Partnering with Unilever and the Hershey Company, Novack provides student teams with real supply chain problems. Student teams then spend the semester developing solutions and a presentation to deliver at the end to company executives.
“These projects are based on things the companies are actually working on,” said Novack. “The company reps know that they can throw an idea in front of these students who might, in the end, either confirm what the company was already thinking or cast the whole project in a new light with a new idea.”
Students in the Hershey section presented their final projects to company representatives in April. The projects covered a range of topics like demand planning, postponement, global expansion, and responsible product sourcing.
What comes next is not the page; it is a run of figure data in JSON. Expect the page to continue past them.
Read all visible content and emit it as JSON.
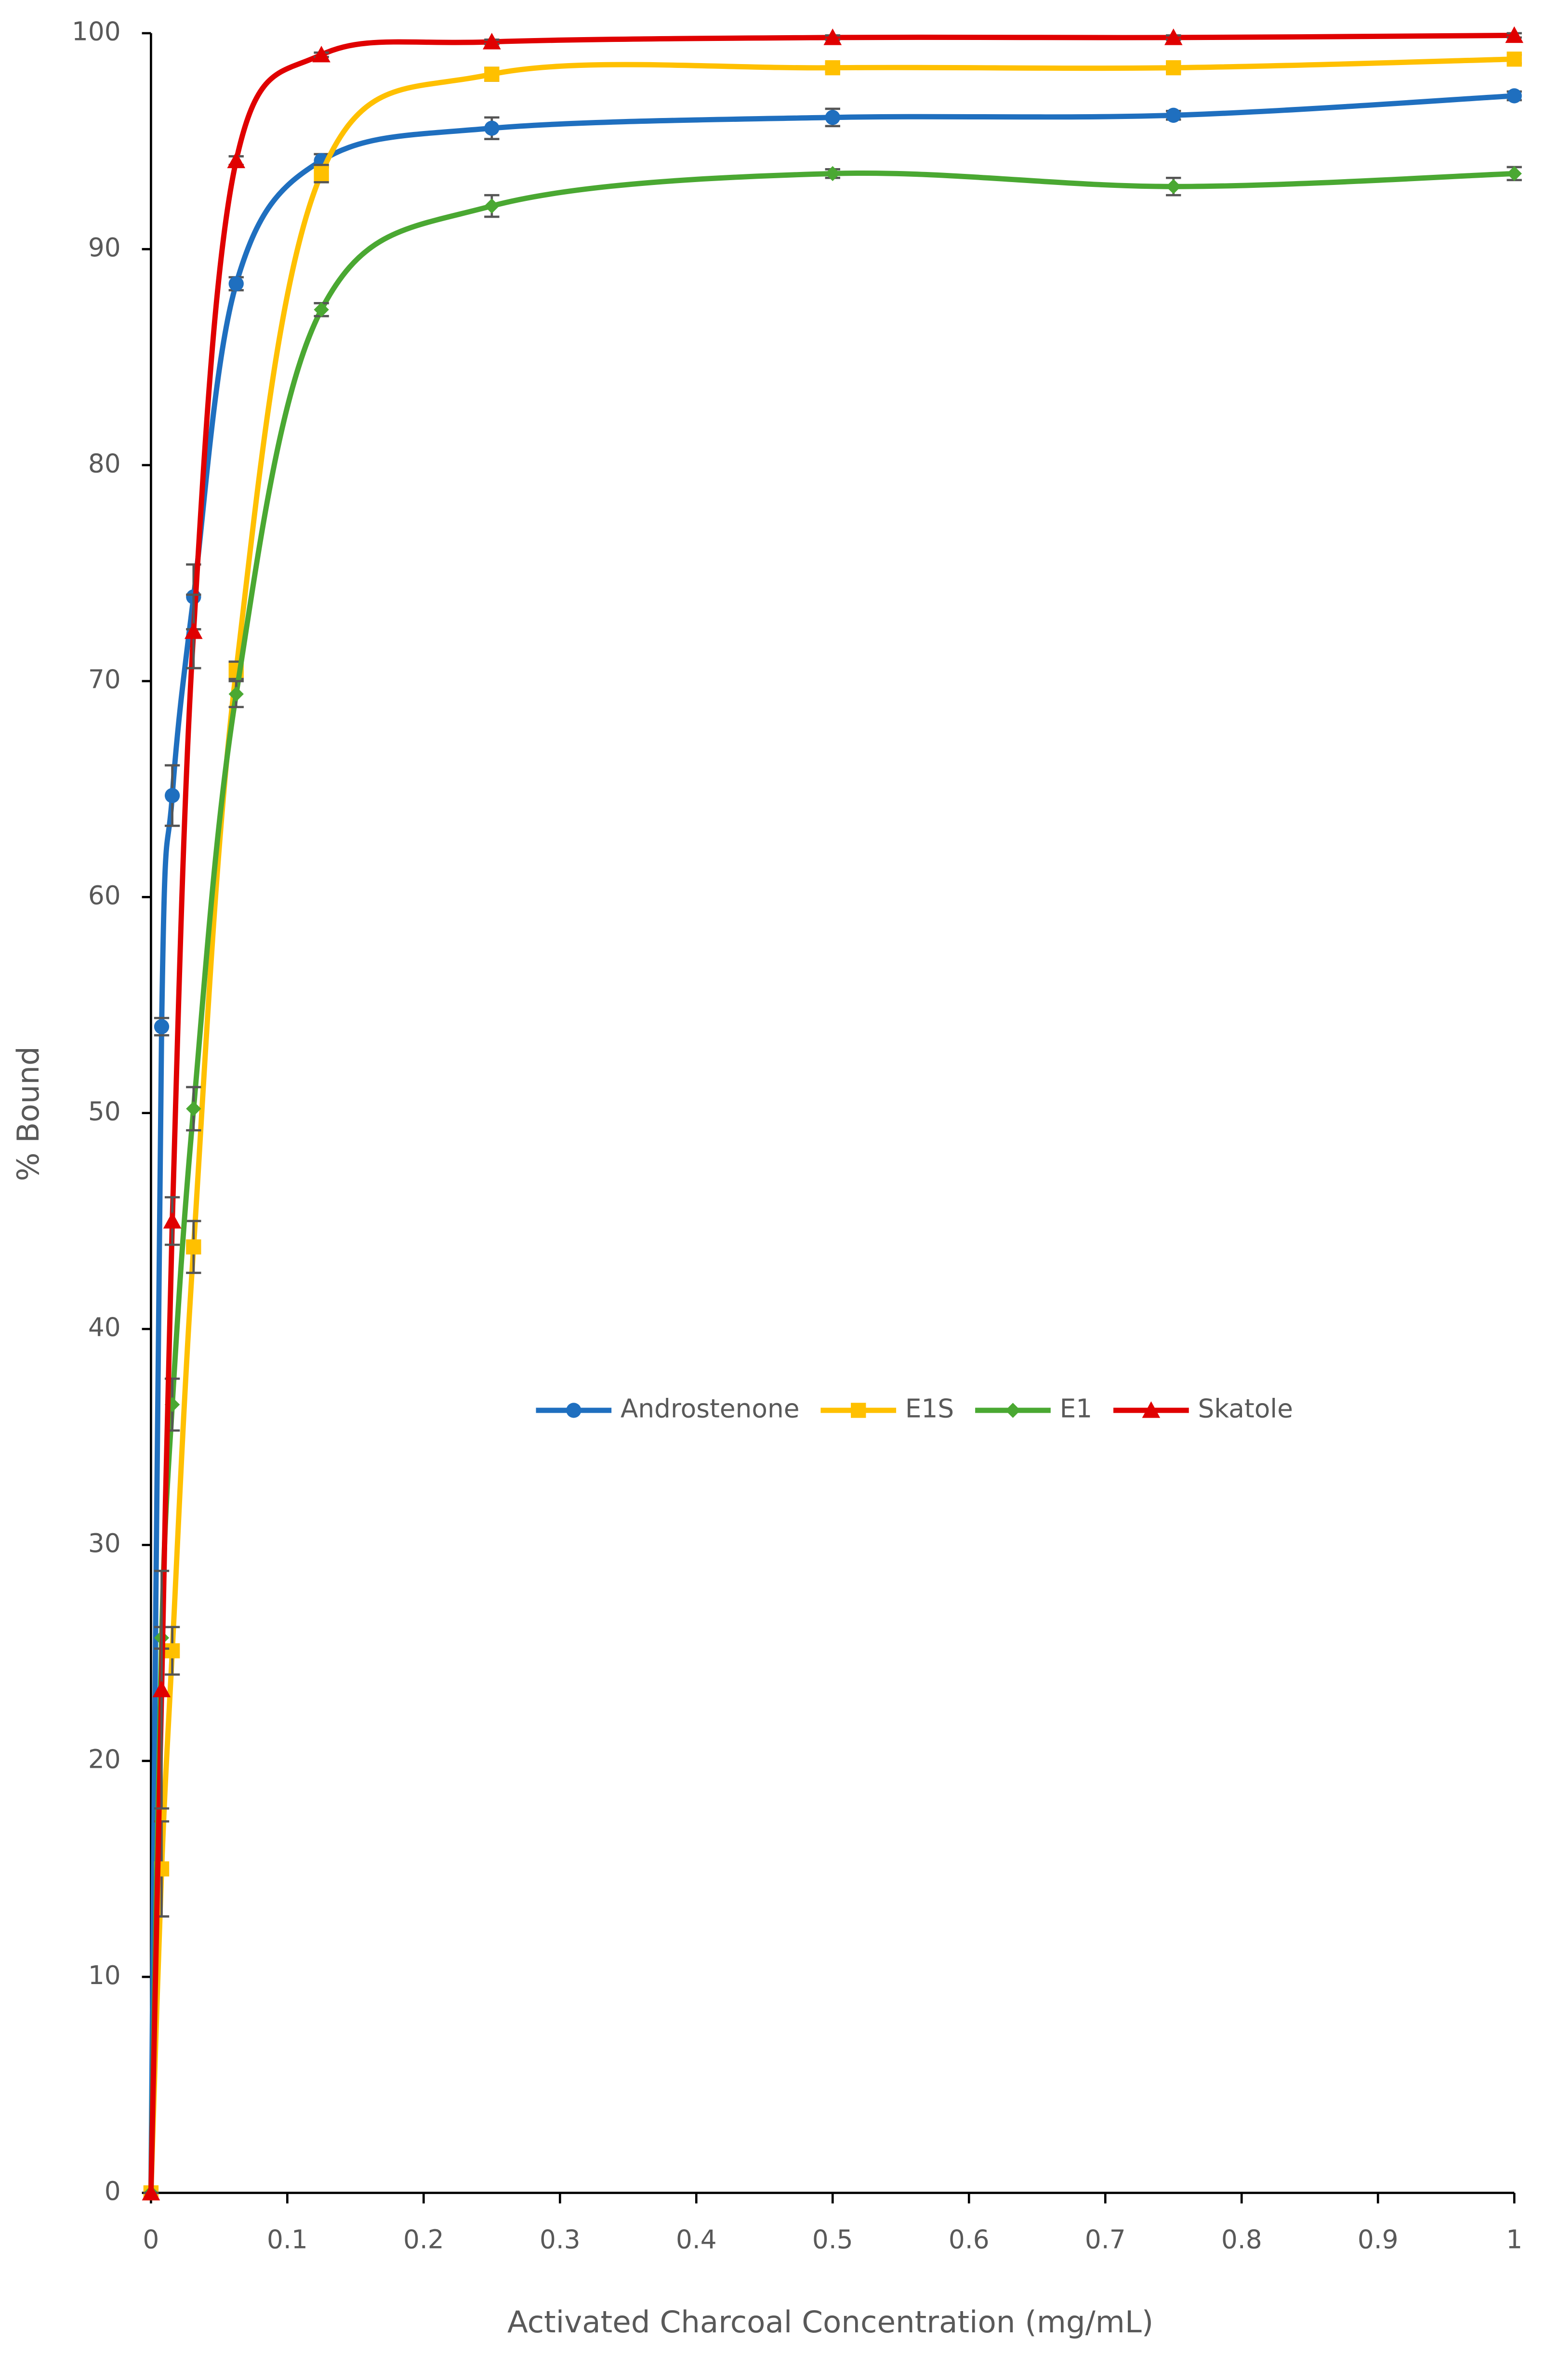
{
  "chart_data": {
    "type": "line",
    "x_label": "Activated Charcoal Concentration (mg/mL)",
    "y_label": "% Bound",
    "x": [
      0,
      0.0078125,
      0.015625,
      0.03125,
      0.0625,
      0.125,
      0.25,
      0.5,
      0.75,
      1
    ],
    "series": [
      {
        "name": "Androstenone",
        "color": "#1f6fbf",
        "marker": "circle",
        "values": [
          0,
          54.0,
          64.7,
          73.9,
          88.4,
          94.1,
          95.6,
          96.1,
          96.2,
          97.1
        ],
        "errors": [
          0,
          0.4,
          1.4,
          1.5,
          0.3,
          0.3,
          0.5,
          0.4,
          0.2,
          0.2
        ]
      },
      {
        "name": "E1S",
        "color": "#ffc000",
        "marker": "square",
        "values": [
          0,
          15.0,
          25.1,
          43.8,
          70.5,
          93.5,
          98.1,
          98.4,
          98.4,
          98.8
        ],
        "errors": [
          0,
          2.2,
          1.1,
          1.2,
          0.4,
          0.4,
          0.3,
          0.2,
          0.2,
          0.2
        ]
      },
      {
        "name": "E1",
        "color": "#4aa832",
        "marker": "diamond",
        "values": [
          0,
          25.7,
          36.5,
          50.2,
          69.4,
          87.2,
          92.0,
          93.5,
          92.9,
          93.5
        ],
        "errors": [
          0,
          0.5,
          1.2,
          1.0,
          0.6,
          0.3,
          0.5,
          0.2,
          0.4,
          0.3
        ]
      },
      {
        "name": "Skatole",
        "color": "#e00000",
        "marker": "triangle",
        "values": [
          0,
          23.3,
          45.0,
          72.3,
          94.1,
          99.0,
          99.6,
          99.8,
          99.8,
          99.9
        ],
        "errors": [
          0,
          5.5,
          1.1,
          1.7,
          0.2,
          0.1,
          0.1,
          0.1,
          0.1,
          0.1
        ]
      }
    ],
    "xlim": [
      0,
      1
    ],
    "xticks": [
      0,
      0.1,
      0.2,
      0.3,
      0.4,
      0.5,
      0.6,
      0.7,
      0.8,
      0.9,
      1
    ],
    "ylim": [
      0,
      100
    ],
    "yticks": [
      0,
      10,
      20,
      30,
      40,
      50,
      60,
      70,
      80,
      90,
      100
    ],
    "grid": false,
    "smooth": true,
    "error_bars": true,
    "legend_position": "center"
  }
}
After each team presented, the Hershey representatives asked tough questions, encouraging the students to think on their feet and delve deeper into the ideas presented.
Students in section one, with Unilever-sponsored projects, worked on issues like outsourcing, distribution network strategy, paperboard sustainability, and an analysis of California’s Proposition 37, which has to do with labeling of genetically modified ingredients.
“Not only are these projects great learning experiences for our students, they are generally more fun,” said Novack. “Some of them are so excited after the class that we get a few more converts to the Supply Chain major.”